¹ Department of Chemical Engineering, University of Washington (UW) Seattle WA 98105 USA profcole@uw.edu.
² Department of Bioengineering, UW Seattle WA 98105 USA.
³ Institute for Stem Cell & Regenerative Medicine, UW Seattle WA 98109 USA.
⁴ Center for Cardiovascular Biology, UW Seattle WA 98109 USA.
⁵ Department of Laboratory Medicine & Pathology, UW Seattle WA 98109 USA.
⁶ Department of Chemistry, UW Seattle WA 98105 USA.
⁷ Molecular Engineering & Sciences Institute, UW Seattle WA 98109 USA.

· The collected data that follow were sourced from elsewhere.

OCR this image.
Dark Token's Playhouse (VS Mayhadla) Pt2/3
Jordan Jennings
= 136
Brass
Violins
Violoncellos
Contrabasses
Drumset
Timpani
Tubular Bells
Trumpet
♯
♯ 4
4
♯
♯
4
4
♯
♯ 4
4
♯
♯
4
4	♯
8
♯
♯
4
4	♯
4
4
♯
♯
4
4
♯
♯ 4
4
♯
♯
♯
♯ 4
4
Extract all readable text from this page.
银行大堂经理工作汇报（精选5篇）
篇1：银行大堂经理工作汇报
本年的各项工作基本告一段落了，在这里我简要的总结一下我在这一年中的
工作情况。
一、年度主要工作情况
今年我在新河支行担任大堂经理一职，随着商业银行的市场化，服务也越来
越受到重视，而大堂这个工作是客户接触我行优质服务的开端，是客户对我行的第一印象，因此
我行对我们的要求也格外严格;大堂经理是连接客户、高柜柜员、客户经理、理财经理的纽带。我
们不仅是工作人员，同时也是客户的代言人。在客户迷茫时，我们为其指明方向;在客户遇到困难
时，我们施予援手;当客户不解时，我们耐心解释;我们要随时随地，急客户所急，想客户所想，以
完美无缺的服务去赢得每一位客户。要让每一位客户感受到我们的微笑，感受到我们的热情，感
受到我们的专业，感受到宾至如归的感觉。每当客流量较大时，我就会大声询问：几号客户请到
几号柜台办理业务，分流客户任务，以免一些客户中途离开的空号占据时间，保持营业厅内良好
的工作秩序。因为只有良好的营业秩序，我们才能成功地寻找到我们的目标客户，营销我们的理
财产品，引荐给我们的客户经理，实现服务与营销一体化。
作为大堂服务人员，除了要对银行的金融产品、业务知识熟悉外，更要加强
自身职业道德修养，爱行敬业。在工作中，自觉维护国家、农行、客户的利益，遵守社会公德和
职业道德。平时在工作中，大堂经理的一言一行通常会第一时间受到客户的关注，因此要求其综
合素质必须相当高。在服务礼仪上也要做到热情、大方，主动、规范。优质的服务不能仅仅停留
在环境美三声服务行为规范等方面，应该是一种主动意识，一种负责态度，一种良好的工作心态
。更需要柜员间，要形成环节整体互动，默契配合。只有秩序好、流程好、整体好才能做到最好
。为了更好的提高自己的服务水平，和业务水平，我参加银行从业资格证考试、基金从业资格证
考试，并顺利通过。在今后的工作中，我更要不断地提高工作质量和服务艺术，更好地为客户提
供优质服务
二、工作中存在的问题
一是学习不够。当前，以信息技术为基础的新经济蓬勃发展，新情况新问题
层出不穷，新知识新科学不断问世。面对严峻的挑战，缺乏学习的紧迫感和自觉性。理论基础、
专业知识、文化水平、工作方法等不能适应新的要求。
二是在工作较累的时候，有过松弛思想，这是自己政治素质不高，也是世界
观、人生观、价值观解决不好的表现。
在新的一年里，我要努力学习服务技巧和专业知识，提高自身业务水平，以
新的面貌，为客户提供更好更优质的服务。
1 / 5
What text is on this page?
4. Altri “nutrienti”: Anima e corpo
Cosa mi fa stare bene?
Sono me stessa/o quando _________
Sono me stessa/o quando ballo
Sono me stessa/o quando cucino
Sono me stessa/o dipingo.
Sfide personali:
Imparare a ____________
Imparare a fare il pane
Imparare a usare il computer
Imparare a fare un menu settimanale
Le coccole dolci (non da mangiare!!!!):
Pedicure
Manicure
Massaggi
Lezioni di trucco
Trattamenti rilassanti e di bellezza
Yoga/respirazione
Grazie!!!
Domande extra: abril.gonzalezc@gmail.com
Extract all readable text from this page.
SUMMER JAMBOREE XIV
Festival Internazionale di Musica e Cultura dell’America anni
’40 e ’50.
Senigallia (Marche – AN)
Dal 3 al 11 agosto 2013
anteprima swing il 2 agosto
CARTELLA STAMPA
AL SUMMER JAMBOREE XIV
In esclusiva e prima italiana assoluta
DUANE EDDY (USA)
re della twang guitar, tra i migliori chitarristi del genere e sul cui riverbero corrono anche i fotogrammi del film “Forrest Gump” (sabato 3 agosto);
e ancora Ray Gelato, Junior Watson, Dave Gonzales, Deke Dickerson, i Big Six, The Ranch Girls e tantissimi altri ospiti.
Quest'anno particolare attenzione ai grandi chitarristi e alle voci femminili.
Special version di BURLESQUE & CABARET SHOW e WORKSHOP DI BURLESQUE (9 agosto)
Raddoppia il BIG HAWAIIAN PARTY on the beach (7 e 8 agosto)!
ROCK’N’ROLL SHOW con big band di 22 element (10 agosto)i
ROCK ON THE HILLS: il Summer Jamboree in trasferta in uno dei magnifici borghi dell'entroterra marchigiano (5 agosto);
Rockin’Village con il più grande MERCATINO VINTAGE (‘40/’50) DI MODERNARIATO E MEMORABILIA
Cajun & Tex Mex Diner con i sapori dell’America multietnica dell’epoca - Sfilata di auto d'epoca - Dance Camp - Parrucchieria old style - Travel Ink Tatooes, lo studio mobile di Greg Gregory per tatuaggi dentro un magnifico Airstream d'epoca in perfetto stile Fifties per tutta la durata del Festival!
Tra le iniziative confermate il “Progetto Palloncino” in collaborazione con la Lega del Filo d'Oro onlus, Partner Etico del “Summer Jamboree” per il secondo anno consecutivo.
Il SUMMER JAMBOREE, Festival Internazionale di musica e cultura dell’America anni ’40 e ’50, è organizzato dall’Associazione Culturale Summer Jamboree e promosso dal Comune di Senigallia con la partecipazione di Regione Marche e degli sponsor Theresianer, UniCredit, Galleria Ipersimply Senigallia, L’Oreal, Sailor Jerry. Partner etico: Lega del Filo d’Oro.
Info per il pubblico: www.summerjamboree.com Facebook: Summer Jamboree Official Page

⁸ Institute for Protein Design, UW Seattle WA 98105 USA.

Abstract

The extracellular matrix (ECM) undergoes constant physiochemical change. User-programmable biomaterials afford exciting opportunities to study such dynamic processes in vitro. Herein, we introduce a protein-polymer hydrogel whose stiffness can be pharmacologically and reversibly regulated with conventional antibiotics. Specifically, a coumermycin-mediated homodimerization of gel-tethered DNA gyrase subunit B (GyrB) creates physical crosslinking and a rheological increase in hydrogel mechanics, while competitive displacement of coumermycin with novobiocin returns the material to its softened state. These unique platforms could potentially be modulated in vivo and are expected to prove useful in elucidating the effects of ECM-presented mechanical signals on cell function.